Le Fugu Sushi (2/2)
Kashiko ne bougeait plus. La main serrée sur le manche de son arme, les lèvres pincées, elle s'efforçait de ne pas faire exploser une rage qui brillait encore de mille feux. En cet instant, Shinto comprit enfin pourquoi on la surnommait « Kashiko Le Démon ». Il ne se serait pas senti aussi intimidé, aussi écrasé s'il s'était trouvé en présence d'un véritable oni.
Hakuba coupa court à toutes ces hésitations.
— Hikari, déclara-t-il d'une voix glaçante, qui s'efforçait de ne pas trembler. Nous allons régler cela dehors. Entre Tenka.
Toute la verve et l'assurance dont avait fait preuve le takumi durant la visite et le repas s'étaient envolés, remplacés par un sérieux implacable. De là où il était assis, Shinto se rendit compte que la main du jeune homme tremblait ; il ne sut si c'était de rage ou bien de peur.

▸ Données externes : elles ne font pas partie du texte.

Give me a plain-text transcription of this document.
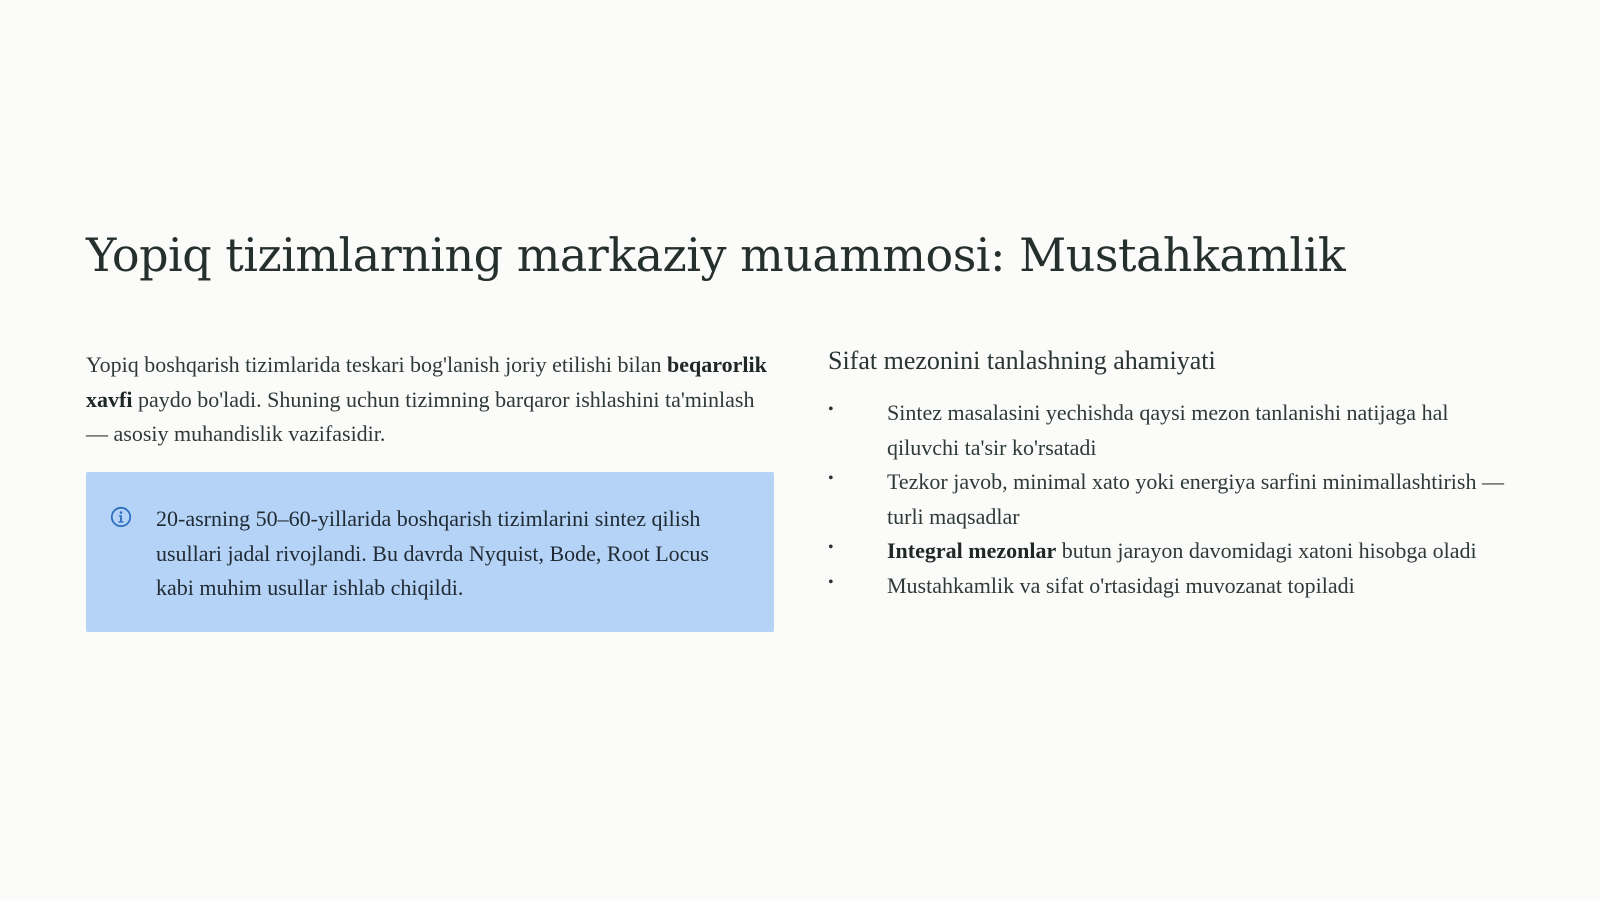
Yopiq tizimlarning markaziy muammosi: Mustahkamlik

Yopiq boshqarish tizimlarida teskari bog'lanish joriy etilishi bilan beqarorlik xavfi paydo bo'ladi. Shuning uchun tizimning barqaror ishlashini ta'minlash — asosiy muhandislik vazifasidir.

20-asrning 50–60-yillarida boshqarish tizimlarini sintez qilish usullari jadal rivojlandi. Bu davrda Nyquist, Bode, Root Locus kabi muhim usullar ishlab chiqildi.

Sifat mezonini tanlashning ahamiyati
• Sintez masalasini yechishda qaysi mezon tanlanishi natijaga hal qiluvchi ta'sir ko'rsatadi
• Tezkor javob, minimal xato yoki energiya sarfini minimallashtirish — turli maqsadlar
• Integral mezonlar butun jarayon davomidagi xatoni hisobga oladi
• Mustahkamlik va sifat o'rtasidagi muvozanat topiladi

Hikari hocha la tête, sans la moindre expression au visage et entreprit de se lever. Mais avant que Hikari ait pu l'escorter en dehors du domaine du seigneur Kashiko, Furudanuki se leva à son tour.
— Permettez que je m'en charge, Hakuba.
Hakuba lui lança un regard sidéré et s'apprêtait à protester quand Furudanuki poursuivit, sans lui prêter la moindre attention :
— C'est mon devoir de yojimbo que de m'atteler à ce genre de tâches.
Il adressa un sourire malicieux, non pas au courtisan mais à Hikari lui-même. Puis, il salua Kashiko, avec tous les respects dus à son rang et clopina hors de la pièce, sur les pas de Hikari, qui n'avait pas encore prononcé le moindre mot. Shinto échangea un bref regard avec Kashiko et sortit lui aussi, sur leurs talons.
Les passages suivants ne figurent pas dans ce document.